I love when Hanukkah comes just after the literal lowest light of the winter solstice, as if to propel the "return of the sun" by spiritual light. And I especially love when Hanukkah's first light coincides with Christmas and the start of Kwanzaa, as it does this year. How beautiful – and instructive of our common humanity – that different cultures' festivals of light coincide.
It's tempting to shrug it off, to play the rationalist card. After all, how much light can the candles of Hanukkah really shed? Do the candles actually transform the things that brought so much anxiety, darkness and despair?
No, of course not. But that's not the point. Too often we miss the point.
Hanukkah always coincides with Parashat Mikeitz in Torah, in which a jailed Joseph suddenly is catapulted from darkness to light. From forgotten prisoner, Joseph becomes Pharaoh's unlikely prime minister, saves Egypt from a famine, and becomes a world power broker based on carefully stocked food supply he oversaw. Suddenly his starving brothers – who long ago sold Joseph into slavery – appear before Joseph groveling for food, but they don't recognize him. Joseph stages an elaborate test to see if his brothers have changed.
Nothing in Joseph's ascent and triumph pretended away the great wrong his brothers did him, or the darkness that Joseph endured by their cruelty, or the famine unfolding around him. The light Joseph experienced did not change Joseph's past – but it did change him.
It's much the same with Hanukkah. Hanukkah doesn't pretend away the great suffering of Hellenist conquest and the Maccabee rebellion that restored Jewish autonomy in the mid-160s BCE. Hanukkah also doesn't pretend away the religious zealotry that followed Maccabee victory. (One might be forgiven for seeing similar excess zealotry ascending in society.)

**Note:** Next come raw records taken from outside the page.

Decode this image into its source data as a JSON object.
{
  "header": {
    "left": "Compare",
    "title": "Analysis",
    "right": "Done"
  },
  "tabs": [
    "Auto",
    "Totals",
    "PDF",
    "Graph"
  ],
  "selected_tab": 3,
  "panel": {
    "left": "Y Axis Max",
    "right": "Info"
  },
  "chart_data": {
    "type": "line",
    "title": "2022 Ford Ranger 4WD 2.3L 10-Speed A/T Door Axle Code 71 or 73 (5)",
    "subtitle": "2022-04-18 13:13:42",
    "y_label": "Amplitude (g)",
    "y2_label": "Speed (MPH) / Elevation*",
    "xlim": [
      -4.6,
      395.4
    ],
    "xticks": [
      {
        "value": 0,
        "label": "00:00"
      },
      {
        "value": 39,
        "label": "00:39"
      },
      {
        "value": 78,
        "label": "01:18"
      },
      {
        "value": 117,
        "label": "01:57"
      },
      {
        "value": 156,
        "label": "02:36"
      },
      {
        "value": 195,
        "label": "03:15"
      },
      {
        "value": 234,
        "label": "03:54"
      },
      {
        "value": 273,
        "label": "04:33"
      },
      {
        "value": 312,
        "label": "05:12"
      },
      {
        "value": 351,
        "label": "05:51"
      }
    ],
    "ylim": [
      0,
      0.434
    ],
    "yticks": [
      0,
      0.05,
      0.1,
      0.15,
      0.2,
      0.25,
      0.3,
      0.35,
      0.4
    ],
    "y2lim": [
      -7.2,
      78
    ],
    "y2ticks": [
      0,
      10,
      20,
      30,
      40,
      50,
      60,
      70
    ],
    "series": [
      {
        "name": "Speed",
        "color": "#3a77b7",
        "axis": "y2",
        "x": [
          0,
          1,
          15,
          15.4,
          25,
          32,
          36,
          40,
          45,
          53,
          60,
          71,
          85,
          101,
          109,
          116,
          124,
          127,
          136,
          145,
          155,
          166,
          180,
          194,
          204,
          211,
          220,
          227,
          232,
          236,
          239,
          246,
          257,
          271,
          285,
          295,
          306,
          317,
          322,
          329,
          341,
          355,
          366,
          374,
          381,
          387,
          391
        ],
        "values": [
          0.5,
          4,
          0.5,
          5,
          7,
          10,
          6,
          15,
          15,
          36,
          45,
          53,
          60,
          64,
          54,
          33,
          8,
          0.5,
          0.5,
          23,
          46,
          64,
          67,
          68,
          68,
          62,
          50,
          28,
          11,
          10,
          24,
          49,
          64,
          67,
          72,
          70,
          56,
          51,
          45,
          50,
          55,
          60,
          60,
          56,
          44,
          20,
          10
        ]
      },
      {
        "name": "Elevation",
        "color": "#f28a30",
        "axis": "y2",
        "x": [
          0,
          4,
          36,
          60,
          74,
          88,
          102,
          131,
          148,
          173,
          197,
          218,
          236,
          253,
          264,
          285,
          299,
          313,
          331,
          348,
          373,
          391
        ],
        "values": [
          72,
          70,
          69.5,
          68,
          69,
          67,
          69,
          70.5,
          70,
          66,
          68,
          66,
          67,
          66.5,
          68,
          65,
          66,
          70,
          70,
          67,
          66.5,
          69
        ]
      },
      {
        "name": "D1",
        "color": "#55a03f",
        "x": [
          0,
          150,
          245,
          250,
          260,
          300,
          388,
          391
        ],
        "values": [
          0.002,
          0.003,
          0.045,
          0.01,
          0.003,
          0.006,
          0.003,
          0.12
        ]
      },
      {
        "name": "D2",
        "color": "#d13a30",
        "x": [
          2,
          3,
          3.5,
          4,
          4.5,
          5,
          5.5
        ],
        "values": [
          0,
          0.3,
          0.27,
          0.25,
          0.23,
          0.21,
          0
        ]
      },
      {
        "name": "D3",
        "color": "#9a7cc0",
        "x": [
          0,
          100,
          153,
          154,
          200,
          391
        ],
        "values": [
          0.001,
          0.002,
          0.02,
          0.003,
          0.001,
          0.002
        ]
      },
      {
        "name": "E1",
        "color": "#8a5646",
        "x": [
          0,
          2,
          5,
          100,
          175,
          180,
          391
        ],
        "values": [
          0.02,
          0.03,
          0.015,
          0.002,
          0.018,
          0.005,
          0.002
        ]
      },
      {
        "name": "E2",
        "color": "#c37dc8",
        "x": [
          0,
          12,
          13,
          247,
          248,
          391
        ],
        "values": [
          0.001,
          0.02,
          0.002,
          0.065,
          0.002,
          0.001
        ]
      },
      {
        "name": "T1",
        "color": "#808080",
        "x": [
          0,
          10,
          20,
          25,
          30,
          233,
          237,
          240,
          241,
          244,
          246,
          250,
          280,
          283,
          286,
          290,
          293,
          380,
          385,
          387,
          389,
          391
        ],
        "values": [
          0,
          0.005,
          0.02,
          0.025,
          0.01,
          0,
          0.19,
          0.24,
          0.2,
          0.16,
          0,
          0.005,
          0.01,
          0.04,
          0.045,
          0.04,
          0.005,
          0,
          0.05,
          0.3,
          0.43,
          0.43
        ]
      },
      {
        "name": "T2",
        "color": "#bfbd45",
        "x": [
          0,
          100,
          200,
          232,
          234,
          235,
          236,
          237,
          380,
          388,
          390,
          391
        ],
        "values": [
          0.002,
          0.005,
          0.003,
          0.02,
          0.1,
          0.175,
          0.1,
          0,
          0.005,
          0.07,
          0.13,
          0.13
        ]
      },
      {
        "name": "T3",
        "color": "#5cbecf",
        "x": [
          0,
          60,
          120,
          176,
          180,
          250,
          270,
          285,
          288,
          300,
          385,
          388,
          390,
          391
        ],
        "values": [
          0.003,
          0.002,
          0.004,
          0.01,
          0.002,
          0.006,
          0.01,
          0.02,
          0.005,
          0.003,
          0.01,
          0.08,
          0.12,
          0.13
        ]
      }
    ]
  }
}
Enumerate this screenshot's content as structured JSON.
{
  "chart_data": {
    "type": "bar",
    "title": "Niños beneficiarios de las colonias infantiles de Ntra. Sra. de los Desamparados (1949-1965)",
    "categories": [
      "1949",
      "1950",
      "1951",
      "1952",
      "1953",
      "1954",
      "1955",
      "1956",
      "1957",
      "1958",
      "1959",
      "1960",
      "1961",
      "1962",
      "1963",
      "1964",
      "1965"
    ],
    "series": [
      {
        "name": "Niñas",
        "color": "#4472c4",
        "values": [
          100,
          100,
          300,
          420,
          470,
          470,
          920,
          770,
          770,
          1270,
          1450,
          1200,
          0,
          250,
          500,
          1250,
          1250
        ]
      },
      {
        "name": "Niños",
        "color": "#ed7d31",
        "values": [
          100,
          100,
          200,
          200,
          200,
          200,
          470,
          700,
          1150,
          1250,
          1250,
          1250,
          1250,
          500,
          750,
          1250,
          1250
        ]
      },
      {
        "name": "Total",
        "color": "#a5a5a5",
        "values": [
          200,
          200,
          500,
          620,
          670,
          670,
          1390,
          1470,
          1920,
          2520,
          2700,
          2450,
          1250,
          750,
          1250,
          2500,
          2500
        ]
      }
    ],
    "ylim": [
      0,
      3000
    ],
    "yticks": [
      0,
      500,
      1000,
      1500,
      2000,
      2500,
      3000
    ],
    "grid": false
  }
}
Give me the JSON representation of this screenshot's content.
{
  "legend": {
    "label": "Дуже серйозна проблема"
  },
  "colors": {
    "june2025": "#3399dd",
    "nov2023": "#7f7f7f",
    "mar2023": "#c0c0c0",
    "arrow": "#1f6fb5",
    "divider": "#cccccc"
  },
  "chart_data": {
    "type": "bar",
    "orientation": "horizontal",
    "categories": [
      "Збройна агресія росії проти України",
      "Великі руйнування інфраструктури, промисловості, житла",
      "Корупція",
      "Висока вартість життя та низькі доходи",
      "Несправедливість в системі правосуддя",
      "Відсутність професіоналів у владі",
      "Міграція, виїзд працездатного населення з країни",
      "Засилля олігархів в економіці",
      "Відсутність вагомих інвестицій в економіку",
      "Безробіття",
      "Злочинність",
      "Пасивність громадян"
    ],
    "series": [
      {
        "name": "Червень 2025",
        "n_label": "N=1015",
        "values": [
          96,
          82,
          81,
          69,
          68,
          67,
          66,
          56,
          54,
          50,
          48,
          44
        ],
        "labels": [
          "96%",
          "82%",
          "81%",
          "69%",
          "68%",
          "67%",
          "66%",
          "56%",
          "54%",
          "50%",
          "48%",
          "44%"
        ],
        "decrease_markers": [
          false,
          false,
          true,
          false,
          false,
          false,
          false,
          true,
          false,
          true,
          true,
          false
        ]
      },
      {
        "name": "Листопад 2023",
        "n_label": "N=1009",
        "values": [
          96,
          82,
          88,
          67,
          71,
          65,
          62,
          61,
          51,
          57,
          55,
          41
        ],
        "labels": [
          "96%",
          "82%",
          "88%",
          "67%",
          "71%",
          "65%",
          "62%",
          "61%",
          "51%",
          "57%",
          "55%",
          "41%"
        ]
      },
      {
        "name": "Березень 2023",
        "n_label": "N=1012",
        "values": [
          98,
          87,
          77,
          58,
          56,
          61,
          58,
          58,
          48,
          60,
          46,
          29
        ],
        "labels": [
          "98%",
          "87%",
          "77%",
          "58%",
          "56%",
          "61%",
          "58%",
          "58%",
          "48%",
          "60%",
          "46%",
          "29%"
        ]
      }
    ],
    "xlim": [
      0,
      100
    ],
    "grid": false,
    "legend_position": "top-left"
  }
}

Instead, Hanukkah is the Jewish people's celebration and resolve that no circumstance however dark and defiling need take us down. In the words of Yehudah Aryeh Lieb Alter (1847-1905), the candles of Hanukkah are not mere external sparks of light but reminders of and catalysts for our internal sparks of light. We ourselves – our souls – are the candles of divinity. As Proverbs 20:27 puts it:
נֵר יְהו׳׳ה נִשְׁמַת אָדָם חֹפֵשׂ כָּל־חַדְרֵי־בָטֶן׃ | The candle of YHVH is the human soul, finding every inward room. |
The room inside you that is always light, that is made of light – for the soul itself is light – is what the sacred seeks. And it's the part of us that seeks the sacred, the ultimate rightness and goodness of things, the ultimate meaning of it all, the Source of Light.
So when you light up this Hanukkah, light more than your candles. Light up your spirit, your soul. We ourselves must be the light. We needn't pretend away the darkness but rather live knowing that something more transcends it.
And if that's too big a wick to light this year, know that our people have been light workers for nearly 2,200 years – and the light never has gone out, no matter what.
From my heart to yours, here's wishing you and your loved ones a חג אורים שמח / hag urim sameah – a happy Festival of Lights.
So when you light up this Hanukkah, light more than your candles. Light up your spirit, your soul. We ourselves must be the light. We needn't pretend away the darkness but rather live knowing that something more transcends it.
And if that's too big a wick to light this year, know that our people have been light workers for nearly 2,200 years – and the light never has gone out, no matter what.